Kamarnya simpel, namun serba ada, benar-benar mencerminkan kepribadian Sandi yang tidak banyak cakap dan memilih jalan yang paling mudah dalam menyikapi suatu masalah. Kami, kini bagaikan gitarnya yang tergantung sunyi di atas kasur, tercekik dan merasa sesak karena perasaan yang tidak natural ini.
Mungkin dia juga merasa, namun hanya bingung harus memulai dari mana, di hadapan ku, dia hanya sibuk mengutak-atik ponsel tanpa sepatah kata yang mungkin bisa menyegarkan suasana.
Sandi bangkit, menunjukkan telapak tangannya, memintaku menunggu karena sepertinya ia ingin keluar dari kamarnya sebentar untuk mengambil sesuatu.
Aku yang masih dalam suasana canggung, hanya bisa mengangguk, mengiyakan kemauannya dan mencoba untuk mengalihkan perasaan ini dengan memandang seisi kamar.
Cukup aneh pikirku, meski aku tidak pernah singgah ke sini, tetapi dibalik perasaanku yang serba salah ini, aku menyadari bahwa aku cukup diterima di rumah ini.
Aku memandangi seluruh sudut ruangan, menghirup aroma khas dari asap tembakau yang lama bersarang, juga mengusap karpet yang memiliki beberapa lubang akibat bara rokok yang terjatuh tanpa sengaja di atasnya.
Jadi. . . Tidak semua kamar pria itu acak-acakan seperti milik Arta, pikirku.
Sandi kembali, dengan tangan yang menggenggam dua buah botol, yang satu tumbler berisi air dingin dan satunya lagi ialah botol kaca bertuliskan Ice Land dengan botol yang berembun, menutupi bagian dalamnya.
Aku tahu, bahwa yang ada di tangan Sandi, botol kaca tersebut ialah minuman keras, dapat kulihat dari bekas sobekan label bea cukai yang sisanya masih menempel di tutup botolnya.

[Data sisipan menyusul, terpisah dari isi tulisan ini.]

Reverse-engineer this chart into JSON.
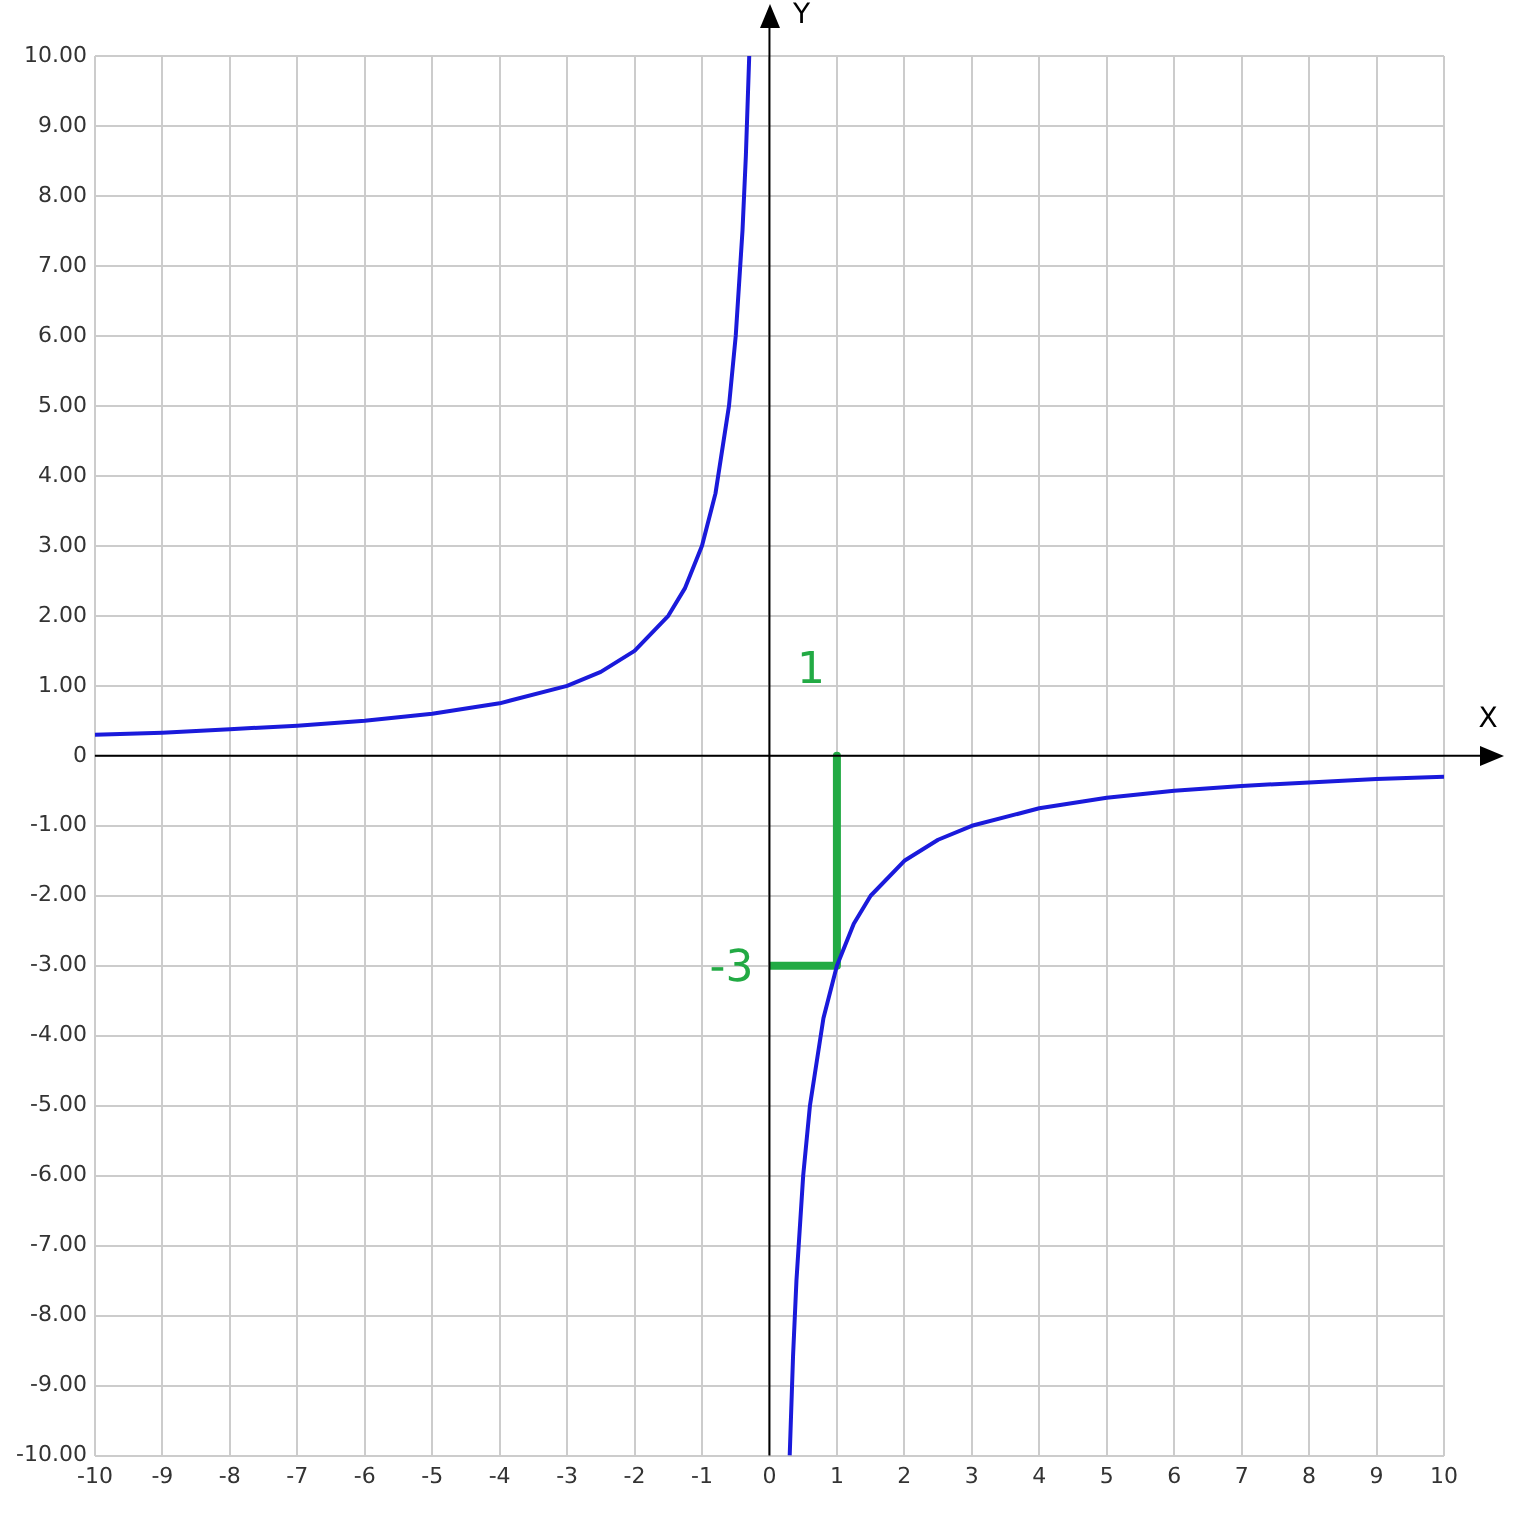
{
  "chart_data": {
    "type": "line",
    "xlabel": "X",
    "ylabel": "Y",
    "xlim": [
      -10,
      10
    ],
    "ylim": [
      -10,
      10
    ],
    "xticks": [
      -10,
      -9,
      -8,
      -7,
      -6,
      -5,
      -4,
      -3,
      -2,
      -1,
      0,
      1,
      2,
      3,
      4,
      5,
      6,
      7,
      8,
      9,
      10
    ],
    "yticks": [
      {
        "value": -10,
        "label": "-10.00"
      },
      {
        "value": -9,
        "label": "-9.00"
      },
      {
        "value": -8,
        "label": "-8.00"
      },
      {
        "value": -7,
        "label": "-7.00"
      },
      {
        "value": -6,
        "label": "-6.00"
      },
      {
        "value": -5,
        "label": "-5.00"
      },
      {
        "value": -4,
        "label": "-4.00"
      },
      {
        "value": -3,
        "label": "-3.00"
      },
      {
        "value": -2,
        "label": "-2.00"
      },
      {
        "value": -1,
        "label": "-1.00"
      },
      0,
      {
        "value": 1,
        "label": "1.00"
      },
      {
        "value": 2,
        "label": "2.00"
      },
      {
        "value": 3,
        "label": "3.00"
      },
      {
        "value": 4,
        "label": "4.00"
      },
      {
        "value": 5,
        "label": "5.00"
      },
      {
        "value": 6,
        "label": "6.00"
      },
      {
        "value": 7,
        "label": "7.00"
      },
      {
        "value": 8,
        "label": "8.00"
      },
      {
        "value": 9,
        "label": "9.00"
      },
      {
        "value": 10,
        "label": "10.00"
      }
    ],
    "grid": true,
    "legend": false,
    "marker": "none",
    "line_style": "solid",
    "series": [
      {
        "color": "#1a1adb",
        "x": [
          -10,
          -9,
          -8,
          -7,
          -6,
          -5,
          -4,
          -3,
          -2.5,
          -2,
          -1.5,
          -1.25,
          -1,
          -0.8,
          -0.6,
          -0.5,
          -0.4,
          -0.35,
          -0.3
        ],
        "values": [
          0.3,
          0.33,
          0.38,
          0.43,
          0.5,
          0.6,
          0.75,
          1,
          1.2,
          1.5,
          2,
          2.4,
          3,
          3.75,
          5,
          6,
          7.5,
          8.57,
          10
        ]
      },
      {
        "color": "#1a1adb",
        "x": [
          0.3,
          0.35,
          0.4,
          0.5,
          0.6,
          0.8,
          1,
          1.25,
          1.5,
          2,
          2.5,
          3,
          4,
          5,
          6,
          7,
          8,
          9,
          10
        ],
        "values": [
          -10,
          -8.57,
          -7.5,
          -6,
          -5,
          -3.75,
          -3,
          -2.4,
          -2,
          -1.5,
          -1.2,
          -1,
          -0.75,
          -0.6,
          -0.5,
          -0.43,
          -0.38,
          -0.33,
          -0.3
        ]
      },
      {
        "color": "#22aa44",
        "x": [
          1,
          1
        ],
        "values": [
          0,
          -3
        ]
      },
      {
        "color": "#22aa44",
        "x": [
          0,
          1
        ],
        "values": [
          -3,
          -3
        ]
      }
    ],
    "annotations": [
      {
        "text": "1",
        "x": 1,
        "y": 0
      },
      {
        "text": "-3",
        "x": 0,
        "y": -3
      }
    ]
  }
}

"Mhhh! Sandi (nafasku tercekat), lu ngebawa gw kesini, niat mabok terus ngapa-ngapain gw ya?" Aku mencoba bergurau, akibat dia akan minum alkohol di hadapanku.
"Ini (dia berdehem dan kembali duduk di hadapanku), ini supaya gw ngomong nya lancar." Suara nya masih parau di hadapanku.
Dengan baik dan sopan, ia mengarahkan gelas kecil berisikan vodka menggunakan kedua tangan kepadaku, menawariku untuk membuka putaran (merujuk kepada orang yang minum pertama, bila minum bersama orang lain) dalam acara minum kecil-kecilan yang sedang ia selenggarakan.
Aku mengangkat tangan kiriku, dan menolak. Mengatakan "Gw nggak minum San, gw nggak suka rasanya, bau nya juga aneh." Menampik tawarannya, walaupun Sandi dengan halus menawariku.
"Lagipula, gw juga cuma ngejalanin tradisi aja kok. Kalaupun lu coba ambil gelasnya dari gw, pasti langsung gw tarik lagi lah." Celetuknya dengan senyum yang samar.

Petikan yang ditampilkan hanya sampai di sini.